SET A REALISTIC, SPECIFIC, EASILY MEASURABLE GOAL. The more concrete you can get, the easier it is to facilitate change. For example, don't say: "I will never overeat again." A more helpful goal would be: "I will think about what I am eating and decrease my stress eating to no more than 4 stress snacks a week." Find other ways to deal with the stress -- like listening to music or keeping a journal. Break a big goal up into smaller weekly goals.

EAT MINDFULLY. This one seems easy, yet few of us do it in our multi-tasking frenzy. For many people, eating while driving, watching TV or working at the computer is practically second nature. But these distractions take away from our enjoyment and awareness of what we're eating, often contributing to eating too fast and overeating. Make a point of sitting at the table, turning off the TV and computer and setting aside your work for mealtimes.

Many overweight people feel they have to sneak their food -- or that they don't deserve to enjoy their food. It's better to sit and really enjoy some of what you really want than to sneak it or end up depriving yourself until you end up bingeing out of frustration.

PLAN AHEAD. The amount of planning you do for the week ahead can make or break your healthy eating patterns. Have healthy snacks on hand and bring sandwiches if you'll be away from home at lunch or staying at the office late. Determine whether you'll be walking by a store, where you can buy yogurt and/or fruit during a snack or lunch break.

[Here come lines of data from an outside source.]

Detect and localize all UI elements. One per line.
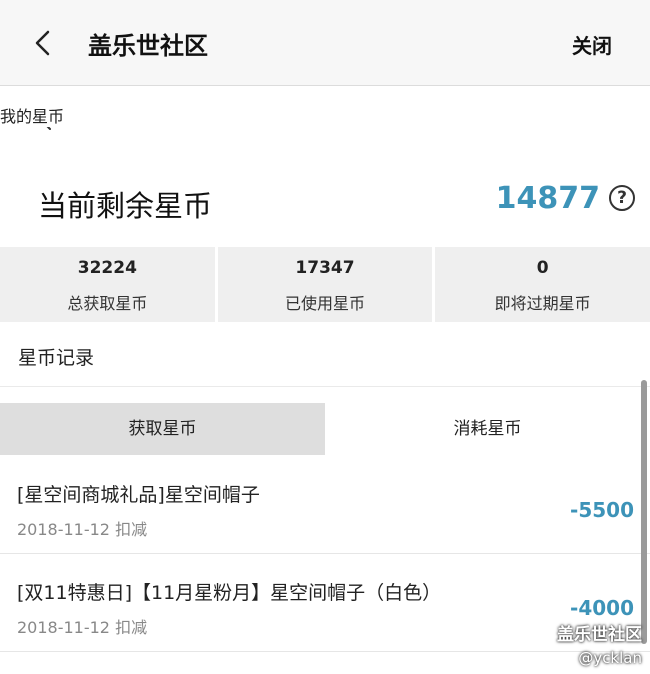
watermark-brand: 盖乐世社区: [557, 625, 642, 645]
balance-label: 当前剩余星币: [38, 189, 213, 223]
record-date: 2018-11-12 扣减: [17, 520, 148, 539]
stat-value: 32224: [77, 258, 137, 278]
watermark-user: @ycklan: [578, 649, 642, 667]
record-title: [双11特惠日]【11月星粉月】星空间帽子（白色）: [17, 582, 442, 604]
divider: [0, 386, 650, 387]
record-date: 2018-11-12 扣减: [17, 618, 148, 637]
record-item[interactable]: [双11特惠日]【11月星粉月】星空间帽子（白色） 2018-11-12 扣减 …: [0, 556, 650, 652]
stat-label: 总获取星币: [67, 294, 148, 313]
stat-total-earned: 32224 总获取星币: [0, 247, 215, 322]
close-button[interactable]: 关闭: [572, 30, 612, 59]
records-tabs: 获取星币 消耗星币: [0, 403, 650, 455]
tab-earned[interactable]: 获取星币: [0, 403, 325, 455]
back-arrow-icon[interactable]: [28, 28, 58, 58]
watermark: 盖乐世社区 @ycklan: [557, 620, 642, 667]
stat-expiring: 0 即将过期星币: [435, 247, 650, 322]
stats-row: 32224 总获取星币 17347 已使用星币 0 即将过期星币: [0, 247, 650, 322]
help-icon[interactable]: ?: [609, 185, 635, 211]
stat-value: 17347: [295, 258, 355, 278]
scrollbar[interactable]: [641, 380, 647, 644]
tab-spent[interactable]: 消耗星币: [325, 403, 650, 455]
record-amount: -5500: [570, 498, 634, 522]
records-section-title: 星币记录: [18, 347, 95, 369]
stat-label: 已使用星币: [285, 294, 366, 313]
app-bar: 盖乐世社区 关闭: [0, 0, 650, 86]
stat-used: 17347 已使用星币: [217, 247, 433, 322]
record-amount: -4000: [570, 596, 634, 620]
app-title: 盖乐世社区: [88, 32, 208, 60]
record-title: [星空间商城礼品]星空间帽子: [17, 484, 260, 506]
balance-value: 14877: [495, 181, 600, 216]
record-item[interactable]: [星空间商城礼品]星空间帽子 2018-11-12 扣减 -5500: [0, 458, 650, 554]
stat-value: 0: [536, 258, 549, 278]
page-title: 我的星币: [0, 103, 650, 127]
stat-label: 即将过期星币: [494, 294, 591, 313]
balance-summary: 当前剩余星币 14877 ?: [0, 165, 650, 245]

KEEP A TEMPTATION BASKET IN THE KITCHEN. Include a good book, your favorite CD, some herbal tea and a list of friends you can call to help talk you out of your urge to indulge. This way you are prepared when the craving strikes.

REWARD YOURSELF ALONG THE WAY. Don't just focus on the end results. Take time to acknowledge the accomplishments along the way. That's the beauty of having "mini-goals." Plan your rewards ahead of time. It can be time by yourself, a warm bath, a massage, a movie or a good book -- whatever it is that will give you something to look forward to!

So, forge ahead and be smart and disciplined about your diet and exercise habits. You too can lose that weight for good.